每个椭圆是代表距高斯中心 2.5 个标准偏差的计数每个蓝色数字代表所有镜头中从该高斯中拍摄的镜头的百分比

# 设置参数
plt.rcParams['figure.figsize'] = (13, 10)
plt.rcParams['font.size'] = 15

ellipseTextMessages = [str(100*gaussianMixtureModel.weights_[x])[:4]+'%' for x in range(numGaussians)]
ellipseColors = ['red','green','purple','cyan','magenta','yellow','blue','orange','silver','maroon','lime','olive','brown','darkblue']
# 绘图2D高斯混合
Draw2DGaussians(gaussianMixtureModel, ellipseColors, ellipseTextMessages)
draw_court(outer_lines=True); 
plt.ylim(-60,440); 
plt.xlim(270,-270); 
plt.title('shot attempts')

Text(0.5, 1.0, 'shot attempts')

png

我们可以看到科比在球场左侧（或从他的角度来看是右侧）进行了更多的尝试。这可能是因为他是右撇子。
此外，我们可以看到大量的尝试（18.3%）来自篮筐正下方，4.96%的额外尝试来自非常接近篮筐的尝试

根据 GMM 显示由集群分配着色的科比所有投篮尝试的散点图

只是为了确保高斯模型实际上捕捉到一些东西

# 参数
plt.rcParams['figure.figsize'] = (13, 10)
plt.rcParams['font.size'] = 15

plt.figure(); 
draw_court(outer_lines=True)
plt.ylim(-60,440)
plt.xlim(270,-270) 
plt.title('cluser assignment')
plt.scatter(x=data['loc_x'],y=data['loc_y'],c=data['shotLocationCluster'],s=40,cmap='hsv',alpha=0.1)

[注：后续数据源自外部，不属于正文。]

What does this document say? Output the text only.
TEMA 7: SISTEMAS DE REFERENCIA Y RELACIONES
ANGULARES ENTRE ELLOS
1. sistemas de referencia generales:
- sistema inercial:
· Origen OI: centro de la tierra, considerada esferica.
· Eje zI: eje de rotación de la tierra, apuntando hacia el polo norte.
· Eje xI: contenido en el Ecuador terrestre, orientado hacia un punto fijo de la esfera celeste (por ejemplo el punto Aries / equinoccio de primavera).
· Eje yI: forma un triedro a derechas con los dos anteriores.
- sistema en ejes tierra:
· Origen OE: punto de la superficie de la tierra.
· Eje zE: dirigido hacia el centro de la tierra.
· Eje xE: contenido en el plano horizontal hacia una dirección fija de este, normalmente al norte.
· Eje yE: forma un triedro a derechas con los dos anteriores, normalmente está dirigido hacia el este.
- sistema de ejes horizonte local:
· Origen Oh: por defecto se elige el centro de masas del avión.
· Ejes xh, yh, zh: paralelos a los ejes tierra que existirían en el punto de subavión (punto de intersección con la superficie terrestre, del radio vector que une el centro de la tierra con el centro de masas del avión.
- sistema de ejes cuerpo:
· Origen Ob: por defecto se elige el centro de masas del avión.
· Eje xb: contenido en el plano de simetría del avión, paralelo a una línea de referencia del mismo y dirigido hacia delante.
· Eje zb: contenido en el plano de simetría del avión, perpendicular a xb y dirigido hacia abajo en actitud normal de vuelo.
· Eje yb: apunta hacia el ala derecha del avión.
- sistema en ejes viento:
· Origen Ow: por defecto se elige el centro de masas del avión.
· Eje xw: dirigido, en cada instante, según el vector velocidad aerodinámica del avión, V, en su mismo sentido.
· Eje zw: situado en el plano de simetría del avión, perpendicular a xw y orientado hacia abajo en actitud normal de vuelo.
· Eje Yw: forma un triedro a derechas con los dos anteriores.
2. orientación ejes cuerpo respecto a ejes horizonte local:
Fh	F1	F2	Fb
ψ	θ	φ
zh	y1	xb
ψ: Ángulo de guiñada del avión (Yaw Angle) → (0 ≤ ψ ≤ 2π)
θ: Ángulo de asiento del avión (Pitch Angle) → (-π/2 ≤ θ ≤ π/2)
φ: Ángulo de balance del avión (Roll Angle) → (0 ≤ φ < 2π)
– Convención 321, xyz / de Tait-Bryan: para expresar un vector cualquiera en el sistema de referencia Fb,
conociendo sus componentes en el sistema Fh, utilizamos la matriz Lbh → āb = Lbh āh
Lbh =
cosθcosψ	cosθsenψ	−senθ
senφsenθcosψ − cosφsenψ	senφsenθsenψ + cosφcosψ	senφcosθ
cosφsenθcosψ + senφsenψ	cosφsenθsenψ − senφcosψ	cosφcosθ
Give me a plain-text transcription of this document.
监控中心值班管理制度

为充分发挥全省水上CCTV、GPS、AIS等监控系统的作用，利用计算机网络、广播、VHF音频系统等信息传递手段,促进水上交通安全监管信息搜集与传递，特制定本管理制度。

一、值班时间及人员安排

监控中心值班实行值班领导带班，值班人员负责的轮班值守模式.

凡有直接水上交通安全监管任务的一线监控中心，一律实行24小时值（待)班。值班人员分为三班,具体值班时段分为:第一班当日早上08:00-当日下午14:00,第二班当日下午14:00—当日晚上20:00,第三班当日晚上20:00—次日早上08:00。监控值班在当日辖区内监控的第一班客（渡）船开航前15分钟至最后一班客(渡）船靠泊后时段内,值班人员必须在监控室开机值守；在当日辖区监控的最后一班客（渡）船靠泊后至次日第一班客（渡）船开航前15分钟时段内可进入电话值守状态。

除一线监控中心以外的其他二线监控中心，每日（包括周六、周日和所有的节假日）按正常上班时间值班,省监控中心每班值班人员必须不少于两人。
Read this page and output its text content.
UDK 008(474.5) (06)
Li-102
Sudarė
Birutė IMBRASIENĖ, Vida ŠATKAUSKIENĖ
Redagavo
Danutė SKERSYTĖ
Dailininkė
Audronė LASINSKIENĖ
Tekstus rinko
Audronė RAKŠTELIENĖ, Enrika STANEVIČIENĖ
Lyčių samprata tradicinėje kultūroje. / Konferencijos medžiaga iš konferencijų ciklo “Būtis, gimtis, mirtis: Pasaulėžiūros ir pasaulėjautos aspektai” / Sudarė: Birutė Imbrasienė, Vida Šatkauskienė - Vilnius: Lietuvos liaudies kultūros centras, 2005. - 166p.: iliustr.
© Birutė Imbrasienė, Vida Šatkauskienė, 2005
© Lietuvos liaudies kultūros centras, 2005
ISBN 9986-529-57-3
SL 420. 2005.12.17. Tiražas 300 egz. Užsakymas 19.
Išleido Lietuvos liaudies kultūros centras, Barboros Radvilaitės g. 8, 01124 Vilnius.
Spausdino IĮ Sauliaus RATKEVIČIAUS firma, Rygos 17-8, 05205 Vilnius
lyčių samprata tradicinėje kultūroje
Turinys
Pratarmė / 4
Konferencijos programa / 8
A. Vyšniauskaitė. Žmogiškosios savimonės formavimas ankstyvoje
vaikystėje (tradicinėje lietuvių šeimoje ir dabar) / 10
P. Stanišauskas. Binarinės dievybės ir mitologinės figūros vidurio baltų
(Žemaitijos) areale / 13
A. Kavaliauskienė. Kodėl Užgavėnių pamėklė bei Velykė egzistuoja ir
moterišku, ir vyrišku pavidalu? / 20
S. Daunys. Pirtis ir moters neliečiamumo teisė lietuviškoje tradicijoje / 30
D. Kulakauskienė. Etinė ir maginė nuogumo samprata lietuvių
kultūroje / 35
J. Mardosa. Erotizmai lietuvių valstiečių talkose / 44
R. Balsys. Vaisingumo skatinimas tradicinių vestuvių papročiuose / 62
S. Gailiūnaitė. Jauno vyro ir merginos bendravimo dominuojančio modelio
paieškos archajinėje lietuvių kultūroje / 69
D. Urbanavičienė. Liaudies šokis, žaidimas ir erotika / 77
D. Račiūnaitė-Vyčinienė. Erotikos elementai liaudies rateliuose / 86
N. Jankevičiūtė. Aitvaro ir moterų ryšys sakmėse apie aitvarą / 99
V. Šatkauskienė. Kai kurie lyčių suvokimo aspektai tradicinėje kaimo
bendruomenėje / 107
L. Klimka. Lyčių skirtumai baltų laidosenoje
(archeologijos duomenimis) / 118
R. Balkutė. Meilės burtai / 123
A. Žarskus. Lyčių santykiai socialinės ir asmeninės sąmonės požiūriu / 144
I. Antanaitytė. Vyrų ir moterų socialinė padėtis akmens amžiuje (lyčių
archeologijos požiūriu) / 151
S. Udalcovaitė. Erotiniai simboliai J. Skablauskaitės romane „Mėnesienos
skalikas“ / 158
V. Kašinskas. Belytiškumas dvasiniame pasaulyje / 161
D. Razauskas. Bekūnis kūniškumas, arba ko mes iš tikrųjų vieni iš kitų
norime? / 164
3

<matplotlib.collections.PathCollection at 0x15aedc0fee0>

png

它看起来并不完美，但肯定会捕捉到一些关于数据的有趣的东西，
例如，我们可以看到大而非常远的集群正在捕捉所有非常远的镜头

绘制每个高斯簇的射击精度

这里的每个蓝色数字将代表从该集群拍摄的镜头的准确性，因此我们可以了解哪些是容易的，哪些是困难的

#%% 对于每个集群，计算它的单个准确度并绘制它
plt.rcParams['figure.figsize'] = (13, 10)
plt.rcParams['font.size'] = 15

#可分类类别-投射位置集群
variableCategories = data['shotLocationCluster'].value_counts().index.tolist()
# 这里按照分类进行了计算

clusterAccuracy = {}
for category in variableCategories:
    # 计算总和
    shotsAttempted = np.array(data['shotLocationCluster'] == category).sum()
    shotsMade = np.array(data.loc[data['shotLocationCluster'] == category,'shot_made_flag'] == 1).sum()
    clusterAccuracy[category] = float(shotsMade)/shotsAttempted

ellipseTextMessages = [str(100*clusterAccuracy[x])[:4]+'%' for x in range(numGaussians)]
Draw2DGaussians(gaussianMixtureModel, ellipseColors, ellipseTextMessages)
draw_court(outer_lines=True);
plt.ylim(-60,440)
plt.xlim(270,-270)
plt.title('shot accuracy')

Text(0.5, 1.0, 'shot accuracy')

png

我们可以清楚地看到距离和精度之间的依赖关系
另一个有趣的事实是，科比不仅从右侧进行更多的尝试（从他的角度来看），而且他更擅长进行这些尝试

为了以后的分析，我们将要根据击球属性来评估击球难度

（如击球类型和击球距离）

#%% create a new table for shot difficulty model
# 为击球难度模型创建一个新表--分解分类变量
def FactorizeCategoricalVariable(inputDB,categoricalVarName):
    opponentCategories = inputDB[categoricalVarName].value_counts().index.tolist()
    
    outputDB = pd.DataFrame()
    for category in opponentCategories:
        featureName = categoricalVarName + ': ' + str(category)
        outputDB[featureName] = (inputDB[categoricalVarName] == category).astype(int)

    return outputDB

featuresDB = pd.DataFrame()
featuresDB['homeGame'] = data['matchup'].apply(lambda x: 1 if (x.find('@') < 0) else 0)
featuresDB = pd.concat([featuresDB,FactorizeCategoricalVariable(data,'opponent')],axis=1)
featuresDB = pd.concat([featuresDB,FactorizeCategoricalVariable(data,'action_type')],axis=1)
featuresDB = pd.concat([featuresDB,FactorizeCategoricalVariable(data,'shot_type')],axis=1)
featuresDB = pd.concat([featuresDB,FactorizeCategoricalVariable(data,'combined_shot_type')],axis=1)
featuresDB = pd.concat([featuresDB,FactorizeCategoricalVariable(data,'shot_zone_basic')],axis=1)
featuresDB = pd.concat([featuresDB,FactorizeCategoricalVariable(data,'shot_zone_area')],axis=1)
featuresDB = pd.concat([featuresDB,FactorizeCategoricalVariable(data,'shot_zone_range')],axis=1)
featuresDB = pd.concat([featuresDB,FactorizeCategoricalVariable(data,'shotLocationCluster')],axis=1)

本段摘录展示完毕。